In a Facebook post after her death, activist J’aime Grant noted how even though the LGBTQ task force donors revolted when Vaid opposed the Gulf War, saying gays had nothing to do with the war, she stood her ground because “that is how much she believed in intersectionality”.

“I wanted to make explicit the limits of the LGBT movement and the assumptions that we operate the movement under—that everyone is white, everyone is middle class,” she said an interview. For Vaid, ‘equality was not enough’ and ‘the disproportionate criminalisation of people of colour’ had to be countered.

After years of activism along with navigating and leading LGBTQ  organisations. Vaid in 2012, she launched LPAC, the first lesbian super PAC—a political action committee—aimed at bolstering lesbian visibility and representation in political spheres.

‘No Queer left behind’

Along with social and political battles, Vaid struggled with personal battles of her own. She faced cancer not once, but thrice: first thyroid in 2005, then breast cancer nearly a decade later, and finally metastases from the breast cancer. However, she did not let it deter her work—she made it into a community awareness campaign instead.
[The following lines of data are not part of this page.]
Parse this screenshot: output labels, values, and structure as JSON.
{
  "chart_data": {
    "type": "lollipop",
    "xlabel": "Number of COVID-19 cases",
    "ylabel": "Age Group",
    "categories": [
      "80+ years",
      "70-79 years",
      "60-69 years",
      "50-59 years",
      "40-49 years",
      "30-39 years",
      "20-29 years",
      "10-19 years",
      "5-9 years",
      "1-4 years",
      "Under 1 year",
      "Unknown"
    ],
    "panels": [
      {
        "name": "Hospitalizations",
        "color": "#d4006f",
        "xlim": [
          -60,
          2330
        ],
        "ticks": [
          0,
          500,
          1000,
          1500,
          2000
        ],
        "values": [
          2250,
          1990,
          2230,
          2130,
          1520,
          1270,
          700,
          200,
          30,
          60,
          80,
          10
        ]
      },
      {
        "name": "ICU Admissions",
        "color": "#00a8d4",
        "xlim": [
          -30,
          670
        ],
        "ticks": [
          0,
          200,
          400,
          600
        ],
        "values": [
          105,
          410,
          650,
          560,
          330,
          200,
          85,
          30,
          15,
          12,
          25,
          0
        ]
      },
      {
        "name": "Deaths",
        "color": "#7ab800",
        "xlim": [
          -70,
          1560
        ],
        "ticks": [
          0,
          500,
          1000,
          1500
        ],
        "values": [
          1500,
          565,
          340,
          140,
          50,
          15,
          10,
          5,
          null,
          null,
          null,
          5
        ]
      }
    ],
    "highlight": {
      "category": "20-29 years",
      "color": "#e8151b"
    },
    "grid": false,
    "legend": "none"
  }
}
In her profile for The New Yorker, Gessen recalled how during her fight with cancer in 2005, 2015 and 2020 respectively, Vaid and her partner, political humorist Kate Clinton hosted community gatherings where they simplified medical information.

Vaid believed in the principle of “No Queer Left Behind” and for her the movement was not ‘over’ until the weakest among us had seen the benefits of freedom.”

Even the Supreme Court was not above being called out. To her, simply giving marriage rights was not enough. This was perhaps why she wanted specific clarion calls, even after she died on 14 May 2022.

Her funeral service opened with a raw call-and-response: “F**k cancer!” and ended with defiant echoes of “F**ck the Supreme Court!”